I fully accept the proposition and the disposition, Sue, it is just that I don't possess it to the degree you do. Clearly. It seems to me that novelists, as you put it, look through language to character in some way whereas language to me is never a transparent medium. The characte, for me, exists in language. That is not to do with some sense of 'beauty' - it is to do with a sense of reality.
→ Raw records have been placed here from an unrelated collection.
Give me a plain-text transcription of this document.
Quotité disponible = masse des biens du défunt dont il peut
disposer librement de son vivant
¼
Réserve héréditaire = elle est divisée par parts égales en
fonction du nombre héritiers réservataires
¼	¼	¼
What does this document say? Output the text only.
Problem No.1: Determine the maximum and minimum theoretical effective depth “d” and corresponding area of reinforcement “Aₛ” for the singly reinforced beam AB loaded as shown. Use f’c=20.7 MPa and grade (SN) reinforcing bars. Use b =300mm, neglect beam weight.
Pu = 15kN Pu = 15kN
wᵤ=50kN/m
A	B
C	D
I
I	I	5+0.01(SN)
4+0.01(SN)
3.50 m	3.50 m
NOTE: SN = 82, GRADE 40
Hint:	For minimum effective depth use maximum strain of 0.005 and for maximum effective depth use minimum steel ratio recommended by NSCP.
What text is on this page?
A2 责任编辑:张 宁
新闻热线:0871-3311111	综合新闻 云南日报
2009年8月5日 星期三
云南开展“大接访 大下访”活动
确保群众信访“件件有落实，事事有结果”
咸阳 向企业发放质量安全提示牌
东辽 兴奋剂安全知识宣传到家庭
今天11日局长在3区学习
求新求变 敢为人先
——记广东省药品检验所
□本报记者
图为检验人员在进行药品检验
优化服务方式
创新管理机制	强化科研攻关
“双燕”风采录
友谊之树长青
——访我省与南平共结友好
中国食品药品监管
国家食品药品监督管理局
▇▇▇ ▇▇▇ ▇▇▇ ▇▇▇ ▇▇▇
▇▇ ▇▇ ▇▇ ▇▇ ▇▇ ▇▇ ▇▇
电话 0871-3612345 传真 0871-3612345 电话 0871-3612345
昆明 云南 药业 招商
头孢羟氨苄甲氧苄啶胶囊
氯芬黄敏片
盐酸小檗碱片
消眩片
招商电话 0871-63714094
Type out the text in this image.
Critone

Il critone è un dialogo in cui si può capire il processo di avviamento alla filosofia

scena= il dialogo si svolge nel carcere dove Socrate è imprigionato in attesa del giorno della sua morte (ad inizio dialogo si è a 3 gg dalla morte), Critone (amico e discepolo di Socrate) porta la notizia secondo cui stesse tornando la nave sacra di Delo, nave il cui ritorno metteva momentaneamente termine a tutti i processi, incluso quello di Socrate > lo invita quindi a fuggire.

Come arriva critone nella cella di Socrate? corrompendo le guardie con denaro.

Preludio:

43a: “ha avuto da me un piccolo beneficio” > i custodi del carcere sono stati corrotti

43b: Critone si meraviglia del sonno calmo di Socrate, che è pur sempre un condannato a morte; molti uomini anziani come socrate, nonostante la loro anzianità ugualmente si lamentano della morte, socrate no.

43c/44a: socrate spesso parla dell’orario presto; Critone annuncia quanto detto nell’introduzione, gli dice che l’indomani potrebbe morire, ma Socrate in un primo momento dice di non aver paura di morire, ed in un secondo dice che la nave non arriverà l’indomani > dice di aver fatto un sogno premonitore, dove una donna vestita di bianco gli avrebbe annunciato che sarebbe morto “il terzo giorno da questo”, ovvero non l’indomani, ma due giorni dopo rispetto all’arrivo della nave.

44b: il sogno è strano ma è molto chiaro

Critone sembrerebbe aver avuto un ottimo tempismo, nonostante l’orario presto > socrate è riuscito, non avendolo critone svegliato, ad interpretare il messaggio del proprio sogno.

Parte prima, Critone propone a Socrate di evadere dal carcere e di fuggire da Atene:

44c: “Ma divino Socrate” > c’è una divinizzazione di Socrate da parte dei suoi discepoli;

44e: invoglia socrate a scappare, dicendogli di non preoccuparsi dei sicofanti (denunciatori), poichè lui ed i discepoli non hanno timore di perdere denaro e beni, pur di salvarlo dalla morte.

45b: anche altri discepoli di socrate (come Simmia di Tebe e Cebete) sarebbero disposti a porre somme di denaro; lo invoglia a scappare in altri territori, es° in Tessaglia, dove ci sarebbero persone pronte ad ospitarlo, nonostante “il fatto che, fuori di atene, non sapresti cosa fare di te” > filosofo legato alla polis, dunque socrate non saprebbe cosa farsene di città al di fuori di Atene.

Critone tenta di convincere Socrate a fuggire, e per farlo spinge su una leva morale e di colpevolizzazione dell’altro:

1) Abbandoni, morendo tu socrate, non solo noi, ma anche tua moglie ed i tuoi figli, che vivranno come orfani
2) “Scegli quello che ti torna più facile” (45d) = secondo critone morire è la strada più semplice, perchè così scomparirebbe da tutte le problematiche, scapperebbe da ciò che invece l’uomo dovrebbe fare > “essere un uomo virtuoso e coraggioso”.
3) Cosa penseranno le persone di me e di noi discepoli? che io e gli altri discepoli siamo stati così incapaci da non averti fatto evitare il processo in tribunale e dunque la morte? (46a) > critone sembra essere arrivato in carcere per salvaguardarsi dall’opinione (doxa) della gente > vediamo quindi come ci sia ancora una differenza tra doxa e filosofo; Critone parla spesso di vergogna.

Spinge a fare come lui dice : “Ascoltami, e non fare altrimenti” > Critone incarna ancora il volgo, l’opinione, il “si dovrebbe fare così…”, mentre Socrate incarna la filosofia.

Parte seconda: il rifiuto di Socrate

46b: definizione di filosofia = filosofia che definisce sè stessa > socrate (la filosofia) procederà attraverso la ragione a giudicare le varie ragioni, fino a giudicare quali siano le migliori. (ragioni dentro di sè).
I don't claim that my sense of reality is THE sense of reality/ Tis a poor thing but my own. Nor have I said - as I explained to Alfred - that character or story don't exist for me. I have tried as best I can to explain what 'life' in a character actually does mean for me. I refer to the feeling of presence rather than the sense of story.Presence for me comes primarily through language rather than through plot.

Anonymous said...

seems to be about an immersion that is language but exceeds any closed caption/definition as this kind of person or any one historical time bracketed off in time and space. More this constant coming and revisiting-as George says, a kind of haunting- like a buzz that hangs around and maybe keeps multiplying- this a presence-something never done with - never over- just folding over itself again and again- in different ways-deepening. That in a way is what we are made out of- what we construct or replicate endlessly in word-play- bounce back and forward between us. This imaginative junction; some kind of relatedness that makes one in the other as something continuous- never left over- never started again. The surplus that comes again and again-but startles us in its interuption- the haunted. That we know because it is our motioning towards each other; us. Language that exceeds itself. Our own seperation exceeds itself- charachters are brackets that we can never entirely believe in- because how do we move through that? Only if we are implicated directly- affected and affecting.